Students, faculty and staff at SIUE have the power to involve police in a situation with a simple phone call — but many of them abuse this power.
It is important to do whatever we can to prevent violence from happening, and there are situations in which the most reasonable way to do this involves police intervention.
There are, of course, some circumstances in which the presence of armed figures of authority can be beneficial — such as instances of abuse and public safety — as it can prevent further violence from happening.
However, this does not pertain to the vast majority of interactions to which police are alerted, specifically on SIUE’s campus.
The campus police blotter is full of incidents in which officers were summoned in response to innocent behaviors that were deemed ‘suspicious’ by an onlooker, including instances of loitering and suspicious odors, among many others.
By directing the police’s energy and resources to insignificant issues, they are prevented from dealing with the issues which are more deserving of their attention.
In most situations, the presence of a uniformed police officer will only escalate a conflict because their presence carries the implicit threat of state violence.
People can be made to cooperate as a result of police intervention because the police have the legal right to use physical force in situations where they consider it necessary in order to enforce the law.

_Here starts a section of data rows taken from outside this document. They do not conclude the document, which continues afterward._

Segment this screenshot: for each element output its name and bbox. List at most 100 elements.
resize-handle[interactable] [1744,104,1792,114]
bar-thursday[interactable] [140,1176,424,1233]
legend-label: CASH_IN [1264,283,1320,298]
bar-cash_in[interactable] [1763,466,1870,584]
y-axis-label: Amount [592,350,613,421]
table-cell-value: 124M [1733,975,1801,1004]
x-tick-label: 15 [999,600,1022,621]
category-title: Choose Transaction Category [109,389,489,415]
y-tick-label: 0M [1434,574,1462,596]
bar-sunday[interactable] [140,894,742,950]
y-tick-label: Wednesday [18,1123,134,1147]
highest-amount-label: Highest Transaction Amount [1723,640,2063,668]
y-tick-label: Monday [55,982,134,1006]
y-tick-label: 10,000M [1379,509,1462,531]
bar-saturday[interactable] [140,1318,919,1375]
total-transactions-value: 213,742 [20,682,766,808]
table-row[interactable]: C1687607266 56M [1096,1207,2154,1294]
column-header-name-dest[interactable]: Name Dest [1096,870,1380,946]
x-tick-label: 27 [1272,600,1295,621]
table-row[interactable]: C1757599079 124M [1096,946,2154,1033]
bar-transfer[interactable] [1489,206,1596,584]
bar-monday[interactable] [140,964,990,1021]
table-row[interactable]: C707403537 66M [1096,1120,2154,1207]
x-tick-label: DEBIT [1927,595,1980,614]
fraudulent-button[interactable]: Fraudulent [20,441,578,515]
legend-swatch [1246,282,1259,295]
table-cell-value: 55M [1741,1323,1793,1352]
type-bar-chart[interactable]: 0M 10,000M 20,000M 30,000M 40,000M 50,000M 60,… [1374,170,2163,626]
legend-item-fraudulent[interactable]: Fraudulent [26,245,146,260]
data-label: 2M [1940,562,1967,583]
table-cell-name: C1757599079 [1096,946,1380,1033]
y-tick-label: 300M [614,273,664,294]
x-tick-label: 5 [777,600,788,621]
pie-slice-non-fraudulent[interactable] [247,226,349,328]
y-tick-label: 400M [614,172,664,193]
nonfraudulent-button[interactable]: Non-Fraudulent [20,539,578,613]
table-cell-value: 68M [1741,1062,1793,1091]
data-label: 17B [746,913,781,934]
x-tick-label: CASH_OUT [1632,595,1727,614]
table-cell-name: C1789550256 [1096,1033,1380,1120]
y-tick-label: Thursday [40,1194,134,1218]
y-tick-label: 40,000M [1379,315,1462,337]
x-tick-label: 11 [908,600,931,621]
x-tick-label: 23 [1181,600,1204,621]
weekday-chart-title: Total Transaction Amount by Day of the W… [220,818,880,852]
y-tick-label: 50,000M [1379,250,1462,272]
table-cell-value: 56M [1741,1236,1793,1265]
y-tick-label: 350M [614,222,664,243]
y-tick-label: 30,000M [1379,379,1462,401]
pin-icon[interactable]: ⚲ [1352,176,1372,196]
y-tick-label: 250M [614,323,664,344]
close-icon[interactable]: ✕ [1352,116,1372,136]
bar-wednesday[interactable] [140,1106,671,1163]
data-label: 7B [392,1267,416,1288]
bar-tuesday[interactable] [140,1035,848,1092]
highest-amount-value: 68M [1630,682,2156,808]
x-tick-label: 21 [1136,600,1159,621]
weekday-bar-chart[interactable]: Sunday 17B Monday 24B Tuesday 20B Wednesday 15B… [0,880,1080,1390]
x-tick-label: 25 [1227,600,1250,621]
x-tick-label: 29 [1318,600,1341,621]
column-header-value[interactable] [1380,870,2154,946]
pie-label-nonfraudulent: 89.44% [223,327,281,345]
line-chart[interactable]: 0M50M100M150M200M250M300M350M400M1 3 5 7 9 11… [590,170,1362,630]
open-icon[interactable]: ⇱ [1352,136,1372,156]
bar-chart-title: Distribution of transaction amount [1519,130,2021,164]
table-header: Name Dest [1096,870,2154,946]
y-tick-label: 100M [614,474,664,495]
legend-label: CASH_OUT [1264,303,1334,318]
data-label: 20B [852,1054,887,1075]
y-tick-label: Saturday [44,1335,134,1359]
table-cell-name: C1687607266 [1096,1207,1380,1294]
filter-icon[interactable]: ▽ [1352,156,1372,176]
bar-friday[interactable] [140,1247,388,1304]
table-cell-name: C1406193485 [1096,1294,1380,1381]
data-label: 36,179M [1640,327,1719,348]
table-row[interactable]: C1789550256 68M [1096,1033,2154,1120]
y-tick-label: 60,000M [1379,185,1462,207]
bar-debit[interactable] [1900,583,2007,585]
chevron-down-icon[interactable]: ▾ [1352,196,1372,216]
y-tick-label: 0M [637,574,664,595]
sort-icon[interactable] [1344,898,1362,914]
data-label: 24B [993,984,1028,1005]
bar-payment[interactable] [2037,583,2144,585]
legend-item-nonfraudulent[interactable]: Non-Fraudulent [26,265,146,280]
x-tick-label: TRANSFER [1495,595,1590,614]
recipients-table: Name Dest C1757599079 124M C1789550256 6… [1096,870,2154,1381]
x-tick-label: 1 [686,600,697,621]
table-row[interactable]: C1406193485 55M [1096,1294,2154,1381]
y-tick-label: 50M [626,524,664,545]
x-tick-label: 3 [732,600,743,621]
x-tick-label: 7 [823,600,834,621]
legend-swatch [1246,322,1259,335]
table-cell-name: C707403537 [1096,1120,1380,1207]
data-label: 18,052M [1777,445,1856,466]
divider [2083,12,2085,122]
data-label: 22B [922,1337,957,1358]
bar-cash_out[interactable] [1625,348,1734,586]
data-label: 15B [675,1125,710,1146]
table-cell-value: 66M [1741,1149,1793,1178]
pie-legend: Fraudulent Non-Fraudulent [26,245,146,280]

Even if that violence never happens, the understanding that it could happen shapes the interaction between the police and the people who are forced to interact with them.

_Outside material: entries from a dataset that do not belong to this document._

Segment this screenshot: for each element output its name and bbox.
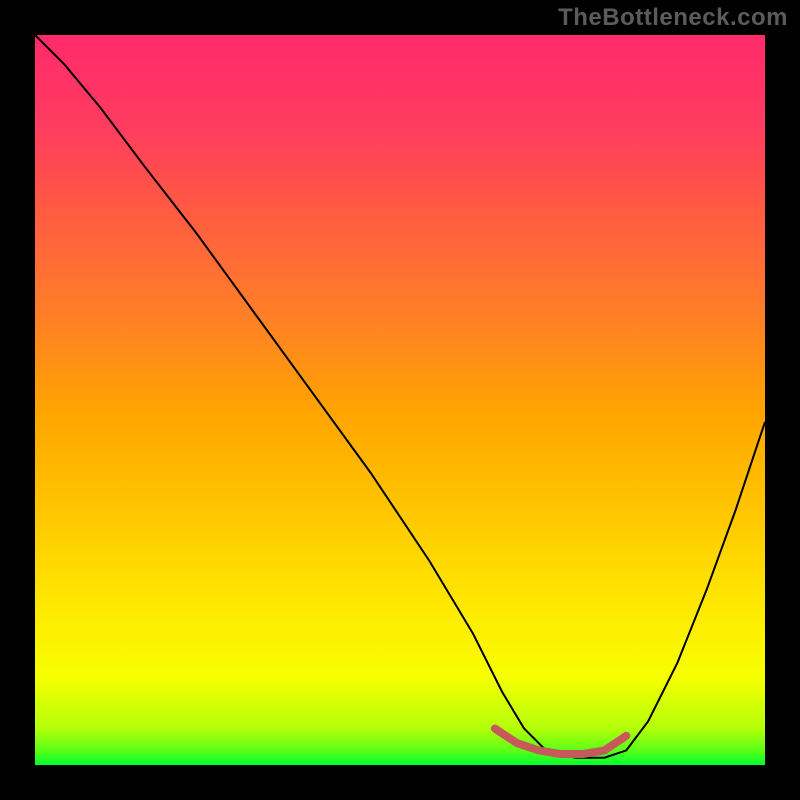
- watermark-text: TheBottleneck.com: [558, 4, 788, 32]
- chart-frame: TheBottleneck.com: [0, 0, 800, 800]
- bottleneck-curve: [35, 35, 765, 758]
- plot-area: [35, 35, 765, 765]
- optimal-range-marker: [495, 729, 626, 755]
- chart-svg: [35, 35, 765, 765]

When we call the police, we do not just invite people who are willing to resolve a conflict; we also invite potential violence.
There are many reasons violence could happen following the decision to involve police, including a lot of miscommunications with no ill intent behind them.
It is irresponsible to report a person to the police without first considering whether a person’s actions are worth the threat of violence.
For some lucky people, the presence of police officers can be comforting rather than a source of anxiety, and some of these people are willing to weaponize that luck against other people who they consider a nuisance.
I would like to ask these people to consider the effects of their actions, respect that many people have very good reasons to feel differently about police, and try other approaches.
Every conflict is unique, and no solution is universal. Many situations are better handled interpersonally, perhaps with the help of a friend instead of an on-duty cop. Others are better left alone entirely and will only be unnecessarily complicated by outside involvement.
Some inclinations people have for reporting others, such as revenge, a dislike of certain smells or a gut feeling that they might be up to no good, are rarely worth acting on at all, and are not adequate cause to involve police.